I have a UPVC outside door that was installed by a well known window/door company in Bridport, Dorset.

During the past few days it has developed an annoying squeal from the hinges, I would be grateful if someone could explain how I can lubricate these hinges. They are enclosed in a housing that is sealed, I can access the screws to adjust the door itself but cannot get to the spindle.

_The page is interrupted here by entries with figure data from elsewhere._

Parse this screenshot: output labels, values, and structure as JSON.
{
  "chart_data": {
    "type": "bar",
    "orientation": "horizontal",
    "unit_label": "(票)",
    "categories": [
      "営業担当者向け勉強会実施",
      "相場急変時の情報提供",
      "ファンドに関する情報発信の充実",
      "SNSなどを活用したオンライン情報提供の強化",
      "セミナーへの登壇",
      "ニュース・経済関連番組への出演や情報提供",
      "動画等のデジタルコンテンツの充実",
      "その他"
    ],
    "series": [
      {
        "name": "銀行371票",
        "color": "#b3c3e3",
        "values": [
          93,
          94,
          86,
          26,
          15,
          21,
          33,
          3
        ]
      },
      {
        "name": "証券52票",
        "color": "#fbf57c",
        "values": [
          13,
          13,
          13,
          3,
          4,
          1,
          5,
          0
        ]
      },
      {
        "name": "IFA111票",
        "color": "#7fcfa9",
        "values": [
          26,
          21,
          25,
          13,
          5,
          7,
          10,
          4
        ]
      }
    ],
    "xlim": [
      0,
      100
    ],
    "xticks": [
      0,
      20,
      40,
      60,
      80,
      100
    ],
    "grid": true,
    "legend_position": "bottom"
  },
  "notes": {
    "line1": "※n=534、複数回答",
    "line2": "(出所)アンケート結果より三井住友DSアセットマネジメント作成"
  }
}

I have booked a service engineer but I am having to wait two weeks for him to call.


----------



## TeamRienza (Sep 21, 2010)

My uPVC front door simply lifts off the hinges like an old gate. I only found this out recently when moving house. Two doors (outer and inner) close together. I thought we might not get some furniture in.

The removal men simply lifted it off, and replaced it after finishing. Might be best done with some help. Silicon spray is the best lubricant.

Davy


----------



## BrianJP (Sep 17, 2010)

PTFE Spray lubricant will work better


----------



## Penquin (Oct 15, 2007)

or try a little Pledge spray - works wonders IMO.....

(Other silicon furnish polishes are available....)

Dave


----------



## dovtrams (Aug 18, 2009)

TeamRienza said:


> I only found this out recently when moving house. Two doors (outer and inner) close together.
> 
> Davy


first glance, I thought you were taking the doors with you!

Dave


----------



## roxie (Dec 28, 2012)

cooking oil wors.


----------



## cabby (May 14, 2005)

Only if used by a virgin called Olive.

cabby


----------



## Pudsey_Bear (Sep 25, 2008)

Some sprays can damage the plastic, I'd wait for advice from the pros.


----------



## pippin (Nov 15, 2007)

I second the PTFE idea.


----------